If this were the only volunteer work Rory did in the park, he would be worthy of this award. However, Rory is a much more involved in the Park than just this project. During one of the picnic building work events, Rory reached out to me an apologized that he had not gotten out onto the trails to clean them up and have them ready for the visiting public.
Deception Pass State Park has approximately 40 miles of hiking trails. During the summer of 2021, as he worked around his picnic table efforts, Rory could be seen in many areas of the park trimming back undergrowth so there is great trail visibility for hiking and enough room on the trails so visitors can pass by one another. The great thing is Rory is aware of when hikers plan to show up in the park. Rory gets much of this work done early in the day as to not infringe upon peaceful hikes.
However, this is not the only work Rory has done in the park. He is relied upon heavily by the Deception Pass Park Foundation to do much of the heavy lifting.
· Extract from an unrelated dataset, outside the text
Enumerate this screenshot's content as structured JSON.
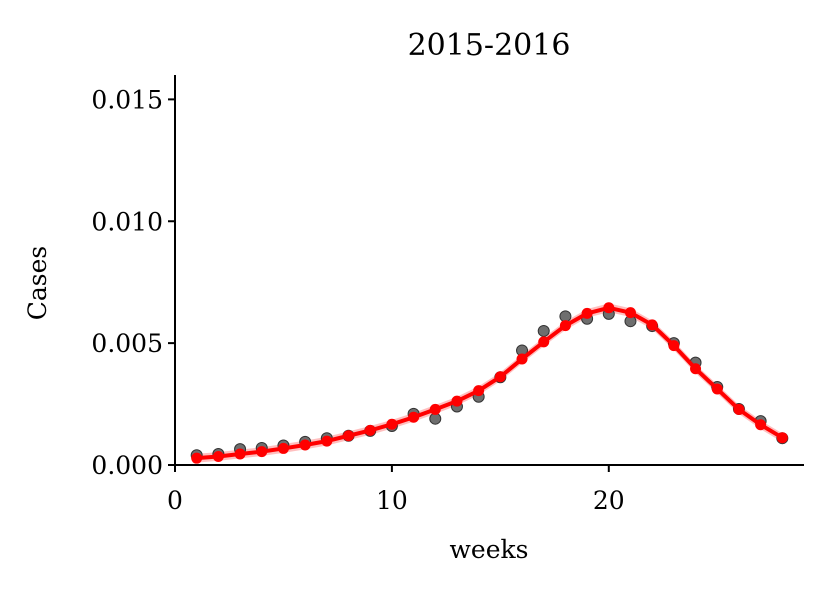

This may be taking old appliances out of the park to be recycled because they are no longer serviceable. This includes picking up and installing new appliances for the foundation store. It includes leading large work groups to remove dangerous and dilapidated structures like the old children’s playset at Bowman Bay or the old cook shelter at the Quarry Pond Park residence. Finally, the annual winter storm campground clean-up. This effort takes place every year in January, February, and March following the storm season. As we approach a new storm season, I think back at the devastation that took place on January 12, 2021, with the 82 mile per hour windstorm at Deception Pass. This storm destroyed many parts of the park and Rory was immediately volunteering to help get the park ready for the camping season that starts promptly on April 1 of each year. His efforts are commendable.
In closing, Rory is an individual of impeccable character. He is a thoughtful person who considers others’ thoughts, feelings, and opinions before acting. I think about the first sentence of our own mission statement by the Washington State Parks and Recreation Commission to care “for Washington’s most treasured lands, waters, and historic places.” Rory epitomizes that goal and would represent the agency at the highest level. Rory embodies many of our core values as he volunteers in the park: commitment to stewardship that transmits high quality park assets for future generations, dedication to outdoor recreation and public enjoyment that welcomes all our citizens to their public parks, excellence in all we do, and support for one another. So far, in 2021, Rory has volunteered 58 days in the park.
Rory is a treasured asset to this park and the community. Without volunteers like Rory, this park would struggle to stay on top of the maintenance required for the 360 campsites, over 600 picnic tables, over 100 buildings, and the 40 plus miles of hiking trails. Rory epitomizes the type of individual that Washington State Parks seeks and treasures to maintain our parks and focus their efforts toward excellent stewardship of park resources.